Mapping Access Friction in Academic Research

Data Access as Infrastructure

Problem Context

Across academia, access to data is often assumed to be a function of sensitivity: public data is non-sensitive and easy to use, while sensitive data is restricted and hard to access. Yet in practice, researchers across disciplines encounter similar frictions regardless of whether data is public, gated, or restricted. These frictions shape who can participate in research, how collaboration forms, and whether new infrastructure can be adopted organically.

As OpenMined prepared the release of PySyft 0.9, positioned as “the public internet for non-public data,” we sought to understand whether this framing resonated with the academic research community and what structural barriers might shape its adoption. Rather than starting from the technology, my work began with investigating the lived realities of researchers; interviewing them and uncovering how they navigated contemporary data access ecosystems.

Research Question

This case study investigates

What data-access challenges exist across different segments of the academic research community, and how do these challenges shape researchers’ perceptions of PySyft’s value proposition and readiness for adoption?

The goal was not simply to assess excitement for PySyft's vision, but to understand how institutional processes, collaboration norms, and access pathways influence whether privacy-preserving infrastructure could make immediate impact on researchers' current workflows.

My Role

As user research lead, I designed and conducted a qualitative research study to assess academic readiness for adopting PySyft 0.9. My responsibilities included:

  • Designing the interview guide and research protocol
  • Conducting 25 semi-structured interviews across disciplines and career stages
  • Guiding and instructing fellow team members on interview techniques
  • Performing thematic analysis with bias checks across all conducted interviews
  • Translating findings into recommendations for product direction, pilot direction, and community strategy.

This work was conducted under the supervision of Ronnie Falcon (Chief Product Officer), in collaboration with Osam Kyemenu-Sarsah (Partner Coordinator) and Valerio Maggio (Community Outreach Lead).

Approach

Participants represented a wide range of academic contexts, including early-career researchers, senior faculty, and applied researchers working across public, semi-public, and restricted datasets.

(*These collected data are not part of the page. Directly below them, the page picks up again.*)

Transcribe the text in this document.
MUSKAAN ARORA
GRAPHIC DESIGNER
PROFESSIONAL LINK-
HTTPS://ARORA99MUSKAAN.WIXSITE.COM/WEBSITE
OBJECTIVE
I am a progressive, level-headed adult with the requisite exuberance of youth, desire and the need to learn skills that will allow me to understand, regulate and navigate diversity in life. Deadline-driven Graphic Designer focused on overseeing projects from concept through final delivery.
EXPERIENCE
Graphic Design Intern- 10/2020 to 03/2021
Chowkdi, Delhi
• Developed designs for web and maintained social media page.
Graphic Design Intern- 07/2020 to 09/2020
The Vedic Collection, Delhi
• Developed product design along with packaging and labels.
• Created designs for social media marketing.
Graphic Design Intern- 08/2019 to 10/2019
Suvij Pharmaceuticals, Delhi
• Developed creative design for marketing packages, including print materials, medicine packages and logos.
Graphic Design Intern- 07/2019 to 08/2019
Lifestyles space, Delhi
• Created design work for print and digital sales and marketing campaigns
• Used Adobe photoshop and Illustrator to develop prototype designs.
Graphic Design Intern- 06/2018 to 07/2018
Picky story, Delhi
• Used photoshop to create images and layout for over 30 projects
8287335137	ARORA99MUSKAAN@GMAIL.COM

Interviews focused on:

  • how researchers locate and access data
  • how collaboration is initiated and sustained
  • where access breaks down
  • where analysis after access breaks down
  • what methods are used to work around challenges

In this way the backbone of my interviews were structured around process friction—the procedural, legal, and social steps required to move from interest to access to analysis to publish.

Findings

Several patterns emerged consistently across disciplines and seniority levels.

First, data-access challenges were driven less by how sensitive data was and more by how it was governed. Public and restricted datasets often shared the same bottlenecks: unclear ownership, slow approval cycles, opaque requirements, and reliance on personal networks. This revealed a crucial “semi-public” category—data that is nominally accessible, but practically difficult to use.

Second, data interoperability, dataset quality, and dataset attribute context were primary blockers to analysis even when data access had been granted. These challenges would persist even if PETs unblocked research across private data.

Third, collaboration (as opposed to specialized tooling) was a primary motivator for researchers. Participants expressed willingness to tolerate technical complexity if it enabled meaningful collaboration, but little interest in tools that addressed privacy in isolation from collaborative workflows.

Finally, PySyft’s value proposition resonated most strongly when framed not as a privacy solution, but as infrastructure for coordination—a way to formalize collaboration, clarify expectations, and reduce the informal labor required to access data.

Impact

This research highlighted how inequitable access to data limits participation in scientific discovery and slows progress across fields—not because researchers lack the expertise or motivation, but because access pathways encourage those within institutions to leverage the data on hand rather than forging new cross-collaborations.

By surfacing shared structural barriers across data types, this work informed a renewed focus within PySyft on using privacy-enhancing technologies(PETs) to:

  • Add context and encourage exploration during dataset discovery
  • Further our explorations into collaboration spaces and tooling

This work also informed our partnership with Reddit for Research and our focus on consortia for our NSF NAIRR proposal.

What I Learned

A lot of the frictions expressed dealt with lack of clear processes, lack of clear context around data collection, and difficulty finding datasets that can work with one another. At this point, I had spent a couple years investigating how PETs could unblock collaboration, so the need for process alignment and clarity were not new barriers to me. If anything this further validated findings I had made before. What did stand out was a realization, informed by John Gallacher (director of DPUK), that semantic AI combined with universal metadata frameworks might help unlock barriers placed by lack of clear context around data collection, and difficulty finding datasets that can work with one another. Through these interviews, I came to see metadata encoding as a primary problem set that should be explored in parallel with the problem set of collaboration workflows.